Employers originally introduced deductibles to create shared member burden. The hope was people would consume care more carefully if they had to cover all costs out of the gate. The article “Fewer employers offering high-deductible plans as only option” illustrates the growing shift away from deductibles, pointing to rising healthcare costs and lack of engagement with plans as contributors.
The article overlooks that deductibles are problematic at their core, with three fundamental issues: they indiscriminately blunt care; they mask value with no transparency into cost or treatment options; they treat all conditions equally. People aren’t empowered to get the care they need when they need it.
Berkeley researchers analyzed employee spending on a high-deductible health plan—finding that workers did spend less on healthcare, with costs decreasing by 12% compared to a traditional plan.
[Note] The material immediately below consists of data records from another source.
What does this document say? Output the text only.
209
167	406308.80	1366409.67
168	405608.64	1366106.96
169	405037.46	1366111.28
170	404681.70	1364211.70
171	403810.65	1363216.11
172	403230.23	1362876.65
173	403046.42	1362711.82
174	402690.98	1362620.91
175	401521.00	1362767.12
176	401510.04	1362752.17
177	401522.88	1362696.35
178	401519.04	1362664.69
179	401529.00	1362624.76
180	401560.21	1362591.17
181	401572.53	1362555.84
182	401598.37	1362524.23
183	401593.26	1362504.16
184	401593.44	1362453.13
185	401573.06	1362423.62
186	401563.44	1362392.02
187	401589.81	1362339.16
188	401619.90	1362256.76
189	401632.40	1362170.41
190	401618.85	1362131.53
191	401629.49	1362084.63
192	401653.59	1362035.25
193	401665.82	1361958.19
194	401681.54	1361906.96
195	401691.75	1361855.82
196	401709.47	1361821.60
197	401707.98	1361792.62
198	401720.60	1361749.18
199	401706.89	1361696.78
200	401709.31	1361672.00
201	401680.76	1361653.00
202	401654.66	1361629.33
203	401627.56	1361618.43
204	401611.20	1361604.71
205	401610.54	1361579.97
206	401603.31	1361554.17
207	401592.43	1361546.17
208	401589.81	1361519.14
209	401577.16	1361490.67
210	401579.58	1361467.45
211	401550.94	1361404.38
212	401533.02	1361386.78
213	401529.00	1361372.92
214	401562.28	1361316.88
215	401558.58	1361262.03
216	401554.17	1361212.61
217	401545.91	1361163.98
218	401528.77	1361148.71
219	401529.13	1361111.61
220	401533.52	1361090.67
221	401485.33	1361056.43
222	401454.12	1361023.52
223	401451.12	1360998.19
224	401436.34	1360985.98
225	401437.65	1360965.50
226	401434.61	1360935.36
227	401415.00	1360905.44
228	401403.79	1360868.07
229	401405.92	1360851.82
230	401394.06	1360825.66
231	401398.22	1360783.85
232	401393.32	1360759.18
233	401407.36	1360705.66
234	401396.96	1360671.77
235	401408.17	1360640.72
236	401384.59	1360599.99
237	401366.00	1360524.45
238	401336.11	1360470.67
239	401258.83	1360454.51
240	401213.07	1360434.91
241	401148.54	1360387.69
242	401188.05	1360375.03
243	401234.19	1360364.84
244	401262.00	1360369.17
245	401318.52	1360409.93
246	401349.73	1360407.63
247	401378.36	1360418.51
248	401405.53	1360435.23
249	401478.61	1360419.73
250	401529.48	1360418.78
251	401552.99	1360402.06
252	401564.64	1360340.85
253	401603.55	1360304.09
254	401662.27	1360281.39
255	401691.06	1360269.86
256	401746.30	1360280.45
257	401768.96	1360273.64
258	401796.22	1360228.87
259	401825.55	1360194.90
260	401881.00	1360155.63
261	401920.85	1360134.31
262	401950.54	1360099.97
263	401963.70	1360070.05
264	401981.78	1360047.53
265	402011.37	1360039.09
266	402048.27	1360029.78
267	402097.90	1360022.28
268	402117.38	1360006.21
This sounds positive, but researchers concluded the spending reductions were entirely due to lower utilization. Deductibles don’t enable smarter care choices; rather, they force a decision about whether to get care. When people avoid care important to long-term health, that’s a huge problem. Another study on deductibles found women delayed chemotherapy for breast cancer by nearly nine months.
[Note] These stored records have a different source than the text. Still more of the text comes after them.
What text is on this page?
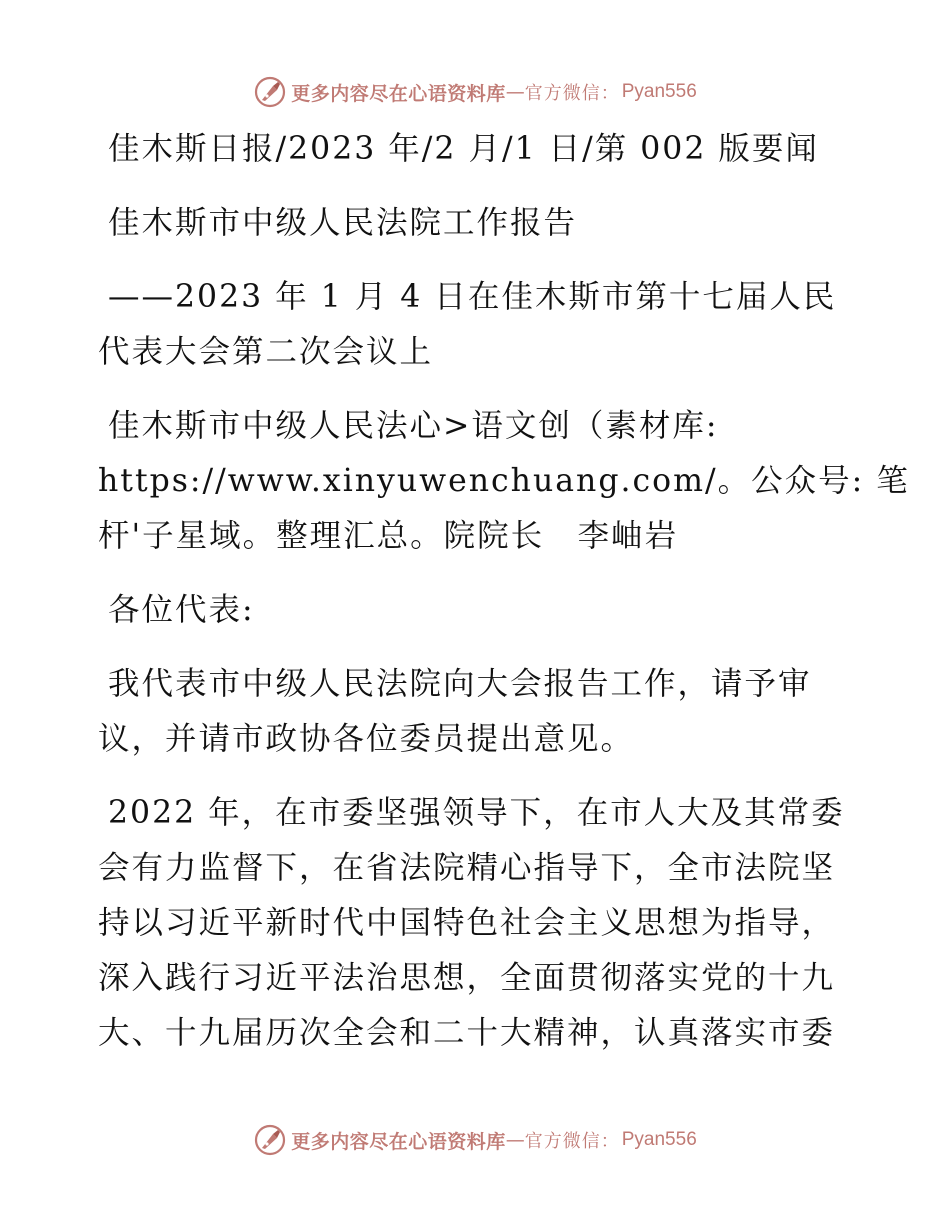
更多内容尽在心语资料库 — 官方微信： Pyan556
佳木斯日报/2023 年/2 月/1 日/第 002 版要闻
佳木斯市中级人民法院工作报告
——2023 年 1 月 4 日在佳木斯市第十七届人民
代表大会第二次会议上
佳木斯市中级人民法心>语文创（素材库:
https://www.xinyuwenchuang.com/。公众号: 笔
杆'子星域。整理汇总。院院长　李岫岩
各位代表:
我代表市中级人民法院向大会报告工作，请予审
议，并请市政协各位委员提出意见。
2022 年，在市委坚强领导下，在市人大及其常委
会有力监督下，在省法院精心指导下，全市法院坚
持以习近平新时代中国特色社会主义思想为指导，
深入践行习近平法治思想，全面贯彻落实党的十九
大、十九届历次全会和二十大精神，认真落实市委
更多内容尽在心语资料库 — 官方微信： Pyan556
It doesn’t make sense that all conditions are the same in the eyes of a deductible—from toe fungus to cancer. There absolutely shouldn’t be a deductible for treatments like chemotherapy and insulin—when not getting care could be deadly.
Once employees meet their deductibles, care appears free, making all treatment options more appealing. Spikes of unnecessary utilization raise the risk pool, increasing prices the following year.
There’s a better way: Eliminate the deductible. Our data shows companies can save up to 20% on health insurance costs while encouraging employees to use their benefit.